Election manifestos for the nine candidates running in this year's USI elections came out yesterday, and the game is most definitely afoot.
There are 286 votes on offer to candidates for the elections, which work on the single-transferable vote (STV) system. Large institutions such as DIT and UCD have 26 votes and the largest, Belfast Institute of Further and Higher Education, has 36.
The field is remarkable in that it includes no one with a college base in either Munster or Ulster. In fact, only three of the nine candidates are from colleges outside of Dublin. The contest for president is between two of this year's sabbatical officers, Julian De Spainn and Ian Russell. In this, as in most of the other races, there should be little real policy difference.
De Spainn says that his experience as vice president will stand him in good stead if elected. "One of the main things is the whole area of continuity. As campaigns officer I have built up media contacts, political contacts and relationships with outside organisations," he says.
Good progress has been made during the year and "now that we have stabilised the union it's time to push the student agenda. The most successful lobby groups are the ones that are in it for the long haul. USI has to stand firm and get the point across that that what we want is reasonable and logical." His opponent, education officer Ian Russell, was unavailable for comment. The vice presidential chase is also a neophyte-free zone, with USI welfare officer Cian O'Callaghan facing Dublin area convenor Gareth Wlliams.
O'Callaghan says he thinks both he and Williams "would be quite like-minded in approach" and even that "both of us are good candidates". When it comes to deciding between the two, "I think people will be able to make up their minds based on manifestos and hustings."
He is optimistic about what could be achieved by the union next year. "We've had a good year this year and I think next year we have a good chance of achieving policy changes that will effect our members, most notably grants," O'Callaghan says.
Gareth Williams says there is a "need to see USI justify its affiliation fees and not have members wondering if they should be in or out". He says he does not want to be identified with any one sector of the USI, but envisages that many policies would be the same as this year.
"There would be a certain amount of continuance in that I have been on the same officer board this year," he says, but he would be "different in style". "I think USI has had a problem in the past. For the last few years it hasn't used its influence - we have lacked a certain amount of cohesion."
The post of education officer is the most sought-after, with three candidates running.

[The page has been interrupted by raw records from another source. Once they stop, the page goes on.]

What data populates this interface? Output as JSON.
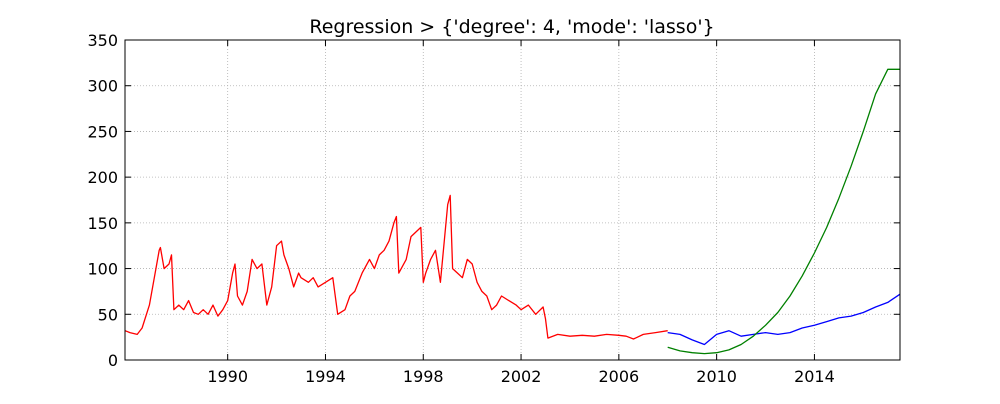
{
  "chart_data": {
    "type": "line",
    "title": "Regression > {'degree': 4, 'mode': 'lasso'}",
    "xlabel": "",
    "ylabel": "",
    "xlim": [
      1985.8,
      2017.5
    ],
    "ylim": [
      0,
      350
    ],
    "grid": true,
    "x_ticks": [
      {
        "value": 1990,
        "label": "1990"
      },
      {
        "value": 1994,
        "label": "1994"
      },
      {
        "value": 1998,
        "label": "1998"
      },
      {
        "value": 2002,
        "label": "2002"
      },
      {
        "value": 2006,
        "label": "2006"
      },
      {
        "value": 2010,
        "label": "2010"
      },
      {
        "value": 2014,
        "label": "2014"
      }
    ],
    "y_ticks": [
      {
        "value": 0,
        "label": "0"
      },
      {
        "value": 50,
        "label": "50"
      },
      {
        "value": 100,
        "label": "100"
      },
      {
        "value": 150,
        "label": "150"
      },
      {
        "value": 200,
        "label": "200"
      },
      {
        "value": 250,
        "label": "250"
      },
      {
        "value": 300,
        "label": "300"
      },
      {
        "value": 350,
        "label": "350"
      }
    ],
    "series": [
      {
        "color": "#ff0000",
        "x": [
          1985.8,
          1986.0,
          1986.3,
          1986.5,
          1986.8,
          1987.0,
          1987.2,
          1987.25,
          1987.4,
          1987.6,
          1987.7,
          1987.8,
          1988.0,
          1988.2,
          1988.4,
          1988.6,
          1988.8,
          1989.0,
          1989.2,
          1989.4,
          1989.6,
          1989.8,
          1990.0,
          1990.2,
          1990.3,
          1990.4,
          1990.6,
          1990.8,
          1991.0,
          1991.2,
          1991.4,
          1991.6,
          1991.8,
          1992.0,
          1992.2,
          1992.3,
          1992.5,
          1992.7,
          1992.9,
          1993.0,
          1993.3,
          1993.5,
          1993.7,
          1994.0,
          1994.3,
          1994.5,
          1994.8,
          1995.0,
          1995.2,
          1995.5,
          1995.8,
          1996.0,
          1996.2,
          1996.4,
          1996.6,
          1996.8,
          1996.9,
          1997.0,
          1997.3,
          1997.5,
          1997.7,
          1997.9,
          1998.0,
          1998.1,
          1998.3,
          1998.5,
          1998.7,
          1999.0,
          1999.1,
          1999.2,
          1999.4,
          1999.6,
          1999.8,
          2000.0,
          2000.2,
          2000.4,
          2000.6,
          2000.8,
          2001.0,
          2001.2,
          2001.5,
          2001.8,
          2002.0,
          2002.3,
          2002.6,
          2002.9,
          2003.0,
          2003.1,
          2003.5,
          2004.0,
          2004.5,
          2005.0,
          2005.5,
          2006.0,
          2006.3,
          2006.6,
          2007.0,
          2007.5,
          2008.0
        ],
        "y": [
          32,
          30,
          28,
          35,
          60,
          90,
          120,
          123,
          100,
          105,
          115,
          55,
          60,
          55,
          65,
          52,
          50,
          55,
          50,
          60,
          48,
          55,
          65,
          95,
          105,
          70,
          60,
          75,
          110,
          100,
          105,
          60,
          80,
          125,
          130,
          115,
          100,
          80,
          95,
          90,
          85,
          90,
          80,
          85,
          90,
          50,
          55,
          70,
          75,
          95,
          110,
          100,
          115,
          120,
          130,
          150,
          157,
          95,
          110,
          135,
          140,
          145,
          85,
          95,
          110,
          120,
          85,
          170,
          180,
          100,
          95,
          90,
          110,
          105,
          85,
          75,
          70,
          55,
          60,
          70,
          65,
          60,
          55,
          60,
          50,
          58,
          45,
          24,
          28,
          26,
          27,
          26,
          28,
          27,
          26,
          23,
          28,
          30,
          32
        ]
      },
      {
        "color": "#0000ff",
        "x": [
          2008.0,
          2008.5,
          2009.0,
          2009.5,
          2010.0,
          2010.5,
          2011.0,
          2011.5,
          2012.0,
          2012.5,
          2013.0,
          2013.5,
          2014.0,
          2014.5,
          2015.0,
          2015.5,
          2016.0,
          2016.5,
          2017.0,
          2017.5
        ],
        "y": [
          30,
          28,
          22,
          17,
          28,
          32,
          26,
          28,
          30,
          28,
          30,
          35,
          38,
          42,
          46,
          48,
          52,
          58,
          63,
          72
        ]
      },
      {
        "color": "#008000",
        "x": [
          2008.0,
          2008.5,
          2009.0,
          2009.5,
          2010.0,
          2010.5,
          2011.0,
          2011.5,
          2012.0,
          2012.5,
          2013.0,
          2013.5,
          2014.0,
          2014.5,
          2015.0,
          2015.5,
          2016.0,
          2016.5,
          2017.0,
          2017.5
        ],
        "y": [
          14,
          10,
          8,
          7,
          8,
          11,
          17,
          26,
          38,
          52,
          70,
          92,
          117,
          145,
          177,
          212,
          250,
          291,
          318,
          318
        ]
      }
    ]
  }
}
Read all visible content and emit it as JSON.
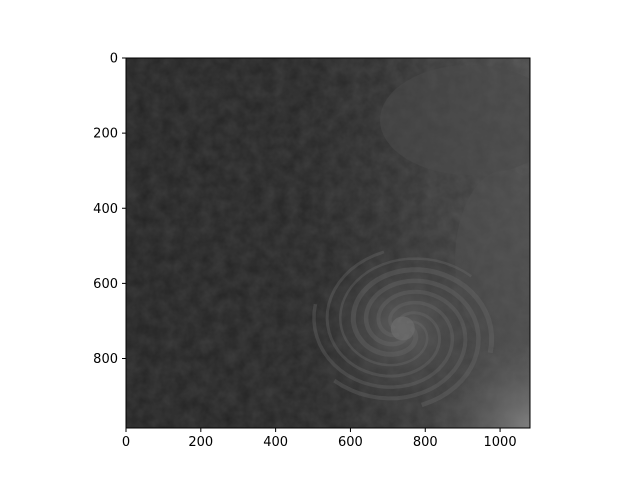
{
  "chart_data": {
    "type": "heatmap",
    "title": "",
    "xlabel": "",
    "ylabel": "",
    "image_content": "grayscale satellite image of a tropical cyclone over ocean, dark left half, cloud swirl lower-right",
    "colormap": "gray",
    "xlim": [
      0,
      1080
    ],
    "ylim": [
      985,
      0
    ],
    "xticks": [
      0,
      200,
      400,
      600,
      800,
      1000
    ],
    "yticks": [
      0,
      200,
      400,
      600,
      800
    ],
    "xtick_labels": [
      "0",
      "200",
      "400",
      "600",
      "800",
      "1000"
    ],
    "ytick_labels": [
      "0",
      "200",
      "400",
      "600",
      "800"
    ],
    "cyclone_center": [
      740,
      720
    ],
    "grid": false
  }
}
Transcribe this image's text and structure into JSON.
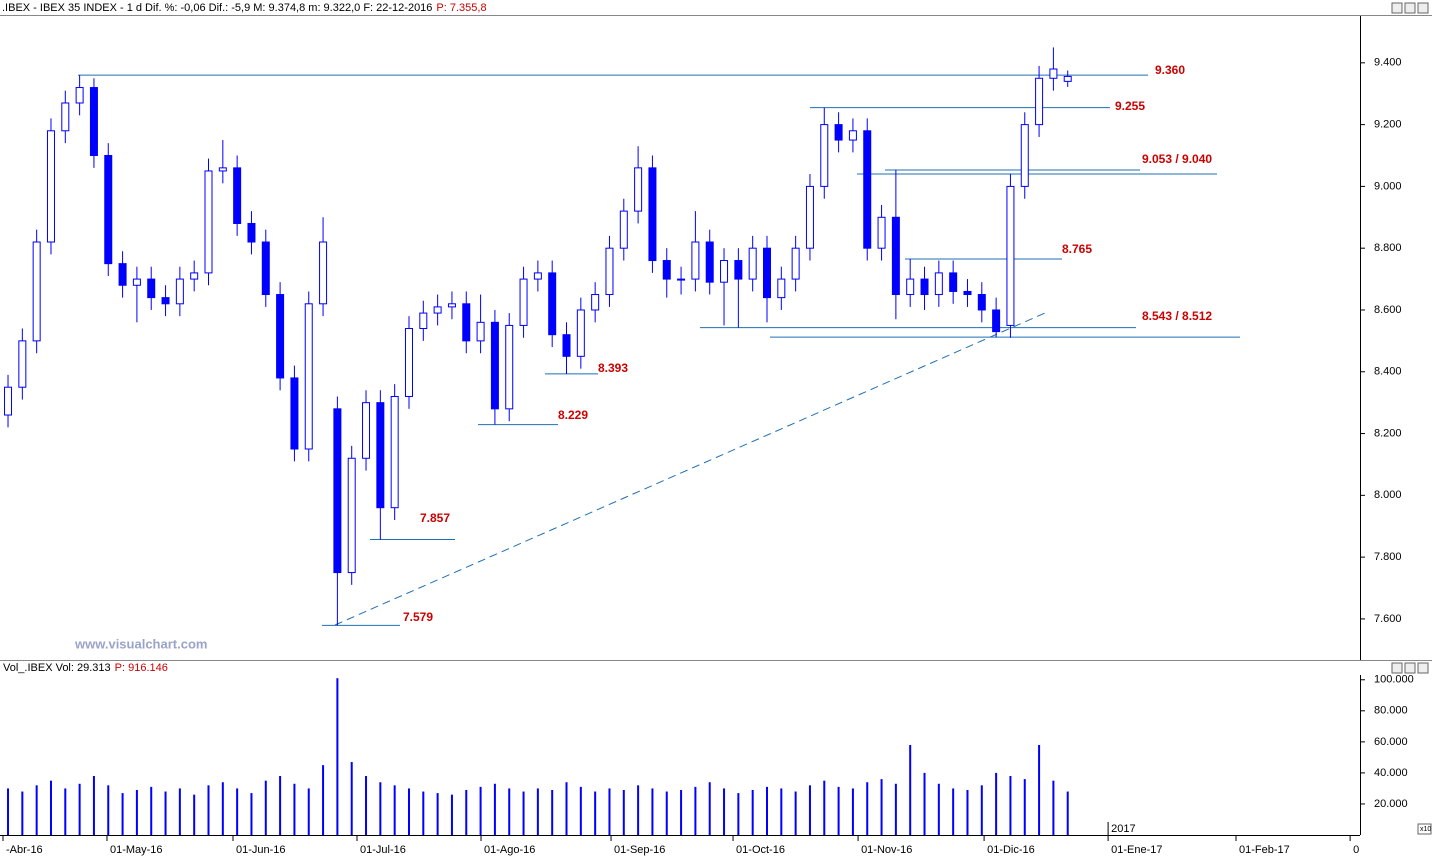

One of them, Colm Jordan, DIT Aungier Street site president and education officer, was also USI's Dublin convenor for two years. He is doubtful of the merits of sweeping policy statements. "It is very strange to have to say what you are going to do when it is actually congress that decides what each officer will be doing," he says.
He views the election less as an election and more as a selection, where personal experience and ability are the keys. "In essence it's an interview," he says.
Anna Browne, president of NCAD's union, says that while all three candidates would hold "different views and outlooks, there would be a common thread running through all our ideas".
She would particularly like to look at university quality assessment, and also says "hidden extra costs need to be hit".
She has had no other posts before being a union president. "I would possibly be seen as being fresh blood. I haven't been that involved in USI," she says.
Aoife Braiden, NUI Galway's education officer is also running for the USI education post, but was unavailable for comment. The welfare officer race became one sided last week when Michelle McAuley of DIT Cathal Brugha Street withdrew, leaving UCD's welfare officer, Alison Gibney, to go it alone.
Gibney would be the best known of the candidates outside USI circles, as more than one controversy has erupted around her. She made comments relating to drug use at the count for her UCD post and this year was criticised by some for a demonstration of joint-rolling at a Law Society "freshers' debate".
Will this approach continue? "Certainly, the more attention it attracts, the more students it attracts," she said, adding that she "will be bringing that student oriented approach" to USI - though she expects that it "won't be quite so much fun. It will be more hard work."
Gibney will be facing the stalwart of student union elections, the ever young RON (or reopen nominations). Usually the bridesmaid and hardly ever a groom, RON is not seen as a favourite candidate. "People tend to feel if someone has gone to the bother of running it is churlish not to let them have it," says one well placed USI source.
Also running against RON, for the post of equality officer, is Rory McDaid, president of the union at St Pat's, Drumcondra, Dublin. He says he will concentrate on making equality issues "much more student based" by aiming his efforts directly at students rather than unions.